Née en 1994 à Équemauville (Normandie, France), Caroline Ailleret vit et travaille entre Paris et la campagne française.
Actuellement en 5e année d’étude aux Beaux-Arts de Paris (Atelier Isabelle Cornaro), sa pratique exploratoire de divers media s’articule autour de la performance, de l’installation et de l’art vidéo.

Poétique, politique, se voulant parfois radicale, la démarche artistique de Caroline Ailleret ne cesse de mettre l’accent sur la malléabilité du temps, l’exploration de ses profondeurs et le sens de ses implications. Au moyen d’actes précis, sobres et magnifiés par les espaces qu’ils investissent, l’artiste cadre son propos tout en pensant la respiration du spectateur, sa liberté d'interprétation et de ressenti.

— Astrid Campion



Paris, le 26 Mars 2023

Dans son essai 24/7. Le capitalisme à l’assaut du sommeil (Éditions La Découverte, 2014) le critique d’art et professeur américain Jonathan Crary écrit : “Il ne reste aujourd’hui dans l’existence humaine que très peu de plages de temps significatives – à l’énorme exception près du sommeil – à n’avoir pas été envahies et accaparées à titre de temps de travail, de consommation et de marketing”, décrivant plus loin dans son texte le régime 24/7 comme une force venant “dépouiller le temps humain de la richesse de ses textures et de ses indéterminations.”

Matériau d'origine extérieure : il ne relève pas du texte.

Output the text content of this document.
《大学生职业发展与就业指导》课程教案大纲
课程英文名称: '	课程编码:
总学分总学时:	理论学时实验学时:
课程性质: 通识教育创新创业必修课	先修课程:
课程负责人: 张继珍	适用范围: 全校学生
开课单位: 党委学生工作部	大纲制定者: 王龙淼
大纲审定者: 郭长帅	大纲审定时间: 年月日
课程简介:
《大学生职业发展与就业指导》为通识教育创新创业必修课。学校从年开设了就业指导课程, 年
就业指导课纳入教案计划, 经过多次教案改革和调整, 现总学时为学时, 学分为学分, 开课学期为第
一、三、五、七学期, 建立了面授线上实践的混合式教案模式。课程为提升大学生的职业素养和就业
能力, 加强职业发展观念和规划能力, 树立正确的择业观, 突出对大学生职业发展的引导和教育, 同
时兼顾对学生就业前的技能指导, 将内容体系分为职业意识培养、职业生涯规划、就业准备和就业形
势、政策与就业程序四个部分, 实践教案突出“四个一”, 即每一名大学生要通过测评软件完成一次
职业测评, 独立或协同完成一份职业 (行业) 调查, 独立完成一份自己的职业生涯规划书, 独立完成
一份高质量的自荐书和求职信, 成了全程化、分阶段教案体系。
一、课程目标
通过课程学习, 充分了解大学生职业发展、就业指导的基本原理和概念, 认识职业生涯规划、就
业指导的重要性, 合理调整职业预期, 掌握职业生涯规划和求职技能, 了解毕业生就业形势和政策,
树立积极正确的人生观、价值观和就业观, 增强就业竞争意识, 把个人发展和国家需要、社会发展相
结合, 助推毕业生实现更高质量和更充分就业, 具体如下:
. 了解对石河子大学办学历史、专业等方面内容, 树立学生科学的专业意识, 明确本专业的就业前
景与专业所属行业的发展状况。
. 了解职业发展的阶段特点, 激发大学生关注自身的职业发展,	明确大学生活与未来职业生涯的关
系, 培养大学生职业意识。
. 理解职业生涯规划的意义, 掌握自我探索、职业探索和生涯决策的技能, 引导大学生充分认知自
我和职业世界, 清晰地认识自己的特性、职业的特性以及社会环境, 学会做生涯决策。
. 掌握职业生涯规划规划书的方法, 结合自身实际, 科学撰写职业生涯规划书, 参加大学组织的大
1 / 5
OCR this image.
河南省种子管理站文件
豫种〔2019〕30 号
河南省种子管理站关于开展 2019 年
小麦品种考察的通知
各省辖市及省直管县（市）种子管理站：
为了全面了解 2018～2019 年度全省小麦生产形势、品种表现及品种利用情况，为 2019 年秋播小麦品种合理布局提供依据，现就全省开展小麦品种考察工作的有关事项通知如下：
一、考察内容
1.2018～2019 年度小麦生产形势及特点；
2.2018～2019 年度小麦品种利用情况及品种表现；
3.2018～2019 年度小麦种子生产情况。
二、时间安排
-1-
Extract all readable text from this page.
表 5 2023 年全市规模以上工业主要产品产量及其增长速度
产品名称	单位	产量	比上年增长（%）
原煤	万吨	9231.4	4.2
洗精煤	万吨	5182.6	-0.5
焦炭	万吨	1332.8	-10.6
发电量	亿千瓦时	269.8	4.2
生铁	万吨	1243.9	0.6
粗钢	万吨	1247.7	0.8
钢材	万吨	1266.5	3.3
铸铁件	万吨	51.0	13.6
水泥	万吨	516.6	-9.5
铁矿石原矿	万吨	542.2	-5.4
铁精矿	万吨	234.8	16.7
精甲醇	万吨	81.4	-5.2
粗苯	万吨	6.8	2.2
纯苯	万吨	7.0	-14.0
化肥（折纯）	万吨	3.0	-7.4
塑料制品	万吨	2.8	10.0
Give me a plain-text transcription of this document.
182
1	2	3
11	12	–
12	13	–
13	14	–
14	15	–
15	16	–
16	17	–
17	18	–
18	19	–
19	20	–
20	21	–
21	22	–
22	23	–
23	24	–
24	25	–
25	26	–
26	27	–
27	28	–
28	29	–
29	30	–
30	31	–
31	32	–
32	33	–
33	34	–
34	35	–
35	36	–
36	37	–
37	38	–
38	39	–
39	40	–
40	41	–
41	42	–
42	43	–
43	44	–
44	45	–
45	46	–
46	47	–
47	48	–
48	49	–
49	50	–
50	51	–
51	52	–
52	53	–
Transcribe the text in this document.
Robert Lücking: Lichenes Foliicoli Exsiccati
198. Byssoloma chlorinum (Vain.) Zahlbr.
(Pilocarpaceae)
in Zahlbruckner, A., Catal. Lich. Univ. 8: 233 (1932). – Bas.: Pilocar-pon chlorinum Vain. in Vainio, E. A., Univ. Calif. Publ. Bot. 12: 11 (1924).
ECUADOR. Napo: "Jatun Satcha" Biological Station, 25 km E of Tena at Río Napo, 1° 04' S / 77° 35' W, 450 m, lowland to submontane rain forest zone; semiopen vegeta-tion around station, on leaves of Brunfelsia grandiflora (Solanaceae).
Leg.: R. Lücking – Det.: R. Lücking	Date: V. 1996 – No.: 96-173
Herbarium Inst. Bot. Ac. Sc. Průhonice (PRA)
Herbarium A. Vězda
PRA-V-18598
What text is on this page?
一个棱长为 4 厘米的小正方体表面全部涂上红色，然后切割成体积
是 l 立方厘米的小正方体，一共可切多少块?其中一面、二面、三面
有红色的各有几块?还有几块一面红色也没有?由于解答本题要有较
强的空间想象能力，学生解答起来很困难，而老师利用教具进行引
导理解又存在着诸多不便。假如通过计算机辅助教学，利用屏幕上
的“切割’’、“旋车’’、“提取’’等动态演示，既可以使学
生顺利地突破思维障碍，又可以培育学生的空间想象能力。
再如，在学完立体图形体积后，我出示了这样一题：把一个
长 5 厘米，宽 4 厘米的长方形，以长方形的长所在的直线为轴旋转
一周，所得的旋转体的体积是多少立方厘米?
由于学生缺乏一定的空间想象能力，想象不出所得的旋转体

Face à ce constat, il appartient à chacun évoluant sous ce régime – relativement dominant – de choisir la latitude avec laquelle inscrire, ou non, sa trajectoire de créativité dans le monde – créativité au sens dans lequel le brillant psychanalyste Donald Winnicott l’entendait : c’est-à-dire pas seulement artistique et différenciante au sein d’une école, d’une histoire donnée ; c’est-à-dire ce “mode créatif de perception (...) qui permet à l’individu l’approche de la réalité extérieure (...) et la participation à la vie de la communauté.” (Winnicott, Jeu et réalité, Folio Essais, 2002).

Évidemment, résister à la force de conformisation des comportements structurant les modes culturels et opératoires du capitalisme contemporain occidental n’est pas un chemin facile, ni aisément palpable, tant la conscientisation de la démarche à initier, renforcer et maintenir demeure un travail quasi discipline intérieur(e) de perpétuelle distanciation des hyperflux d’information du siècle et de sa propre tendance à s’y oublier.
Certains individus, toutefois, trouvent l’espace – intérieur et extérieur – de s’accomplir à contre-courant, offrant de cette manière, subtile, inattendue, à la psyché collective des pistes de régénération et sensations alternatives.
De mon point d’observation, ancrée dans le ‘Global village’, de ma perspective de jeune écrivain embrasée du spectacle ‘capitalocène’, j’ai le sentiment que Caroline Ailleret fait partie de ces individus.

Devenue artiste par choix et tardivement (Caroline a exercé le conseil en prospective appliqué au marketing), celle-ci n’a décidé du rôle qu’elle jouerait sur la scène du monde qu’après s’y être elle-même fait entraîner, qu’après avoir elle-même “reproduit” – sur injonction culturelle – les gestes, modes de pensée et d’”être-au-monde” imposés par le régime 24/7. À cette phase-là de sa trajectoire, “l’artiste” n’était ni connectée à son “soi” – celui dont Jung parle – ni à ses capacités créatives singulières. Soumise au rouleau compresseur de l’économie globalisée et sous le poids de schémas hérités des générations précédentes, elle n’était pas encore en capacité de rendre “significatives” les plages de temps qu’elle investissait lorsqu’elle ne dormait pas; très peu...

Les choses ont changé, et le dispositif de discernement et d’exploration des “textures” du temps qu’elle a réussi à mettre en place pour elle-même, encadré par les institutions de l’art contemporain, et celles qui les financent (parfois, des maisons de luxe) – hors des rythmes, et dans son idéal au-delà – permet à Caroline Ailleret de proposer à quiconque souhaite sentir sur un nouveau plan, des gestes-oeuvres sophistiqués, radicaux dans leur poésie et emprunts d’un potentiel réparateur de sens alchimique.

Avec style et curiosité, je vous invite donc aujourd'hui à oser investir ses espaces, à l’écouter, la regarder, elle, ses actions – celle qu’elle a récemment accomplie pour Christian Dior, par exemple mais également les précédentes : des trésors vous y attendent.